Find A Vector Orthogonal To Two Vectors

Finding a Vector Orthogonal to Two Given Vectors

Finding a vector orthogonal (perpendicular) to two given vectors is a fundamental concept in linear algebra with applications across various fields like computer graphics, physics, and machine learning. This article will guide you through the process, explaining the underlying principles and providing practical examples. Understanding this concept is crucial for tasks such as calculating normal vectors, determining plane equations, and solving systems of linear equations.

What does "orthogonal" mean? Two vectors are orthogonal if their dot product is zero. The dot product measures the projection of one vector onto another. If the projection is zero, it means the vectors are perpendicular.

The Cross Product: A Powerful Tool

The most common method for finding a vector orthogonal to two other vectors in three-dimensional space (R³) is using the cross product. The cross product of two vectors, a and b, results in a vector c that is orthogonal to both a and b.

The cross product is defined as follows:

Let a = (a₁, a₂, a₃) and b = (b₁, b₂, b₃). Then the cross product c = a x b is given by:

c = (a₂b₃ - a₃b₂, a₃b₁ - a₁b₃, a₁b₂ - a₂b₁)

This can be remembered using the determinant of a matrix:

| i   j   k |
| a₁  a₂  a₃ |
| b₁  b₂  b₃ |

where i, j, and k are the unit vectors along the x, y, and z axes respectively.

Example: Finding an Orthogonal Vector

Let's find a vector orthogonal to a = (1, 2, 3) and b = (4, 5, 6).
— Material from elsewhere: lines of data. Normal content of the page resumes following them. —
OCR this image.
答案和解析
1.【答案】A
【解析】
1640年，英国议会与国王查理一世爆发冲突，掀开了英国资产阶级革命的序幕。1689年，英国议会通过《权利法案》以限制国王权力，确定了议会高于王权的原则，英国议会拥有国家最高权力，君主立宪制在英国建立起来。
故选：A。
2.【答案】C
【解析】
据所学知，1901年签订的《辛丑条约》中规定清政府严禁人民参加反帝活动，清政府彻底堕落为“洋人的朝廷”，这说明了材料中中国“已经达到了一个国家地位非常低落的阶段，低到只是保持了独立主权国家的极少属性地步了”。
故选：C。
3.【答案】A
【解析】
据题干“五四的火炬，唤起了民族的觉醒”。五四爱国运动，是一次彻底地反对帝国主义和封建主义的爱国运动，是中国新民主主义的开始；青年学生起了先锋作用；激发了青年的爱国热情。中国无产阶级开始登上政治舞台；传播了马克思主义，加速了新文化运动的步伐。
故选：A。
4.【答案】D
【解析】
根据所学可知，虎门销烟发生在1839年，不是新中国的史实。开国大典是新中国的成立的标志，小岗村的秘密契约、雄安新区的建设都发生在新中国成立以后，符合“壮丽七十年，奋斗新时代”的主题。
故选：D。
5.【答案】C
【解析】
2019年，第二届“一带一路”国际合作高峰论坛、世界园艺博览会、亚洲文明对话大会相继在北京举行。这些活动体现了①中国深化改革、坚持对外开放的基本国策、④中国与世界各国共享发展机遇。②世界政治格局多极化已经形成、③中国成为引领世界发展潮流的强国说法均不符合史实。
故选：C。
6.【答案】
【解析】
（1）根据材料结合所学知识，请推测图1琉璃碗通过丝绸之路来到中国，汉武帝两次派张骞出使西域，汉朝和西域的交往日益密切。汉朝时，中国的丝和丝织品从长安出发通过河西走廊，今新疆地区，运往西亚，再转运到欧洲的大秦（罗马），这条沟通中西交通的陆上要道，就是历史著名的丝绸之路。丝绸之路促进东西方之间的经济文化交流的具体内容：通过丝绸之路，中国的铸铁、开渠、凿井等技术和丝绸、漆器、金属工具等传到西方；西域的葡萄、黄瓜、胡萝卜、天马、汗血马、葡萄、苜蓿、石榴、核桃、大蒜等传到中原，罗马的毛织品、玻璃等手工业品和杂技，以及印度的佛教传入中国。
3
Using the cross product formula:

c₁ = (2 * 6) - (3 * 5) = 12 - 15 = -3
c₂ = (3 * 4) - (1 * 6) = 12 - 6 = 6
c₃ = (1 * 5) - (2 * 4) = 5 - 8 = -3

Therefore, the vector c = (-3, 6, -3) is orthogonal to both a and b. You can verify this by calculating the dot products: a • c = 0 and b • c = 0.

Important Considerations:

Uniqueness: The cross product produces only one vector orthogonal to the two given vectors. However, any scalar multiple of this vector will also be orthogonal. For example, (3, -6, 3) is also orthogonal to a and b.
Zero Vector: If the two input vectors are parallel (or linearly dependent), their cross product is the zero vector (0, 0, 0). This is because parallel vectors don't define a unique plane, and thus, there isn't a unique normal vector.
Two-Dimensional Space (R²): The cross product is not directly applicable in two dimensions. However, you can find an orthogonal vector by swapping the components and negating one of them. For example, if you have vector a = (x, y), then an orthogonal vector is b = (-y, x).
Higher Dimensions: For vectors in higher dimensions (R⁴, R⁵, etc.), more sophisticated methods like the Gram-Schmidt process are needed to find orthogonal vectors.

Applications:

The ability to find orthogonal vectors is critical in many applications:

Computer Graphics: Calculating surface normals for lighting and shading.
Physics: Determining the direction of a force or torque.
Machine Learning: Feature extraction and dimensionality reduction techniques.
Robotics: Calculating joint angles and orientations.

By understanding the cross product and its properties, you can effectively find vectors orthogonal to two given vectors, opening doors to solving complex problems in various domains. Remember to check your results by computing the dot products to ensure orthogonality.